While the expectation was that Ratmansky would join City Ballet, he accepted an invitation to join American Ballet Theater. “That was quite a coup for ABT,” said Harss. A generation of dancers has come of age during Ratmansky’s 13-year-long tenure at the company, including Calvin Royal III, who rose from performing with ABT’s studio company to principal dancer.

“There is no hiding when you’re in front of Alexei, in a room or onstage,” Royal said. “His eye for detail is so exact.”

Working with Ratmansky has helped him grow, Royal added. “Because of that attention to detail, I think I’ve been able to expand as an artist. He’s really seeking this ideal or perfection.”

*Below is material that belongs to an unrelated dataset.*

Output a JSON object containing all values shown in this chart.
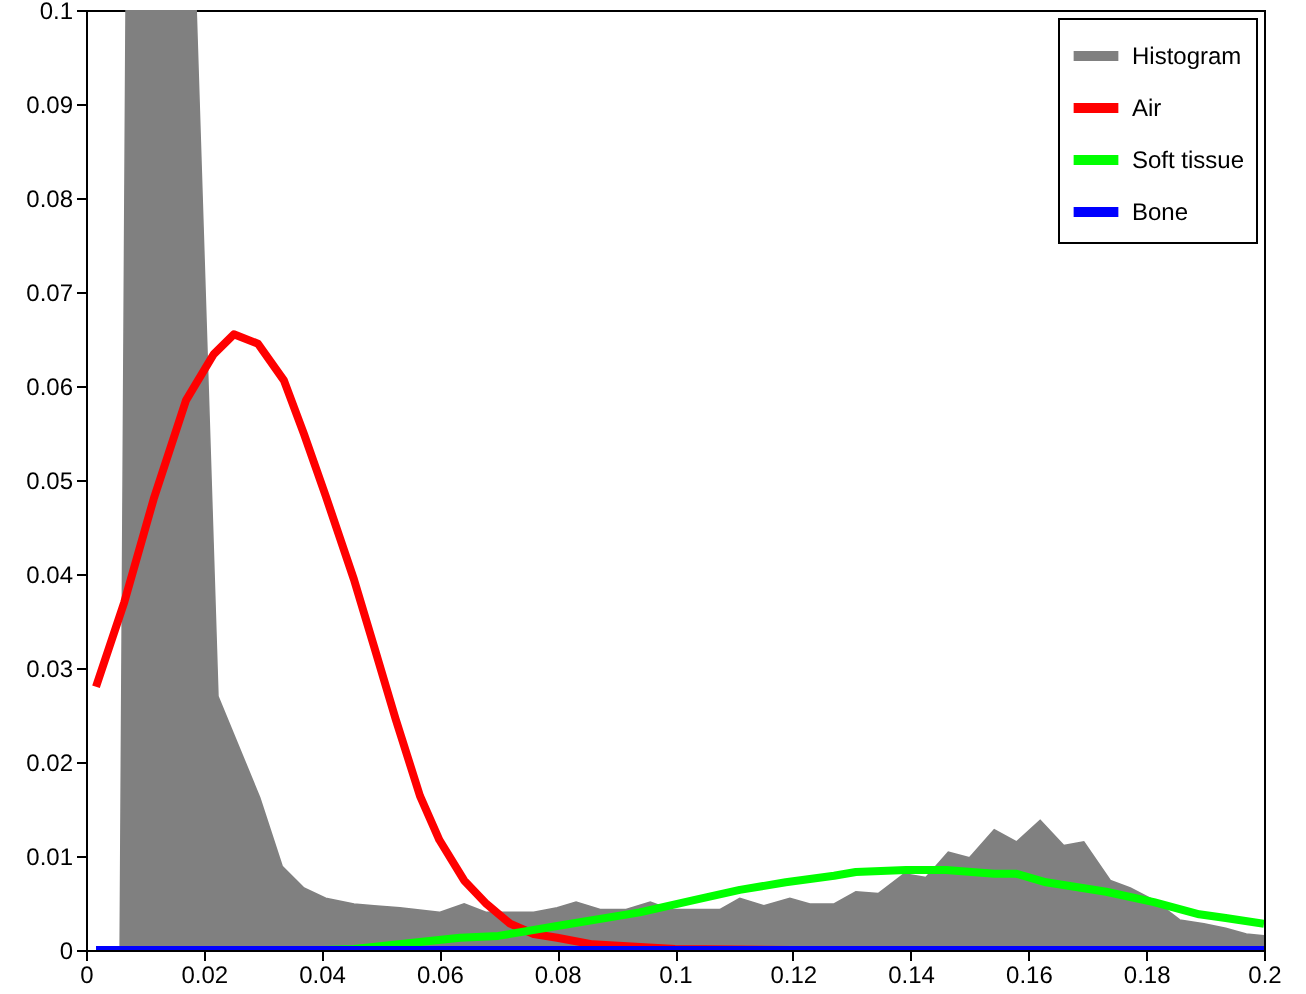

That passion for detail prompted Ratmansky to document the original choreography of the great Western ballets. He and his wife headed into the archives of Houghton Library at Harvard University to peruse the scores of Marius Petipa, the French-born choreographer who created seminal works in Russia during the late 19th century. The Ratmanskys recently recreated Petipa’s “Swan Lake” for Miami City Ballet, and “The Sleeping Beauty" for ABT.

“I want to get as close to the original intentions as possible,” Ratmansky said. “In 99% percent [of the time] it makes more sense. It’s more clever, more detailed.”

His work attracted the attention of the MacArthur Foundation, which in 2013 awarded Ratmansky its “genius grant.” He was choreographing in Australia at the time, and at first ignored the emails, texts and phone calls. “Why are they following me?” he wondered. A Google search made it clear. “I was like, ‘Wow,’” he said.

Ratmansky’s most recent full-length, original ballet to appear in New York is “Of Love and Rage.” Set to a score by Aram Khachaturian, it is based on an ancient Greek novel, Callirhoe, which was published in 1 A.D. It features a star-crossed couple that weather jealous rages, slavery, and war before they are reunited.

Ratmansky created “Of Love and Rage” before the war in Ukraine broke out. But perhaps inevitably, the conflict is informing his newest work: This fall, he will craft a dance in conjunction with a Ukrainian composer and designer for the Pacific Northwest Ballet. It’s part of his healing process.

“It’s been a lot; I need to process it,” he said. “The best way to process it is to find a shape for it onstage.”

The current American Ballet Theater season runs through July 16th at Lincoln Center; abt.org.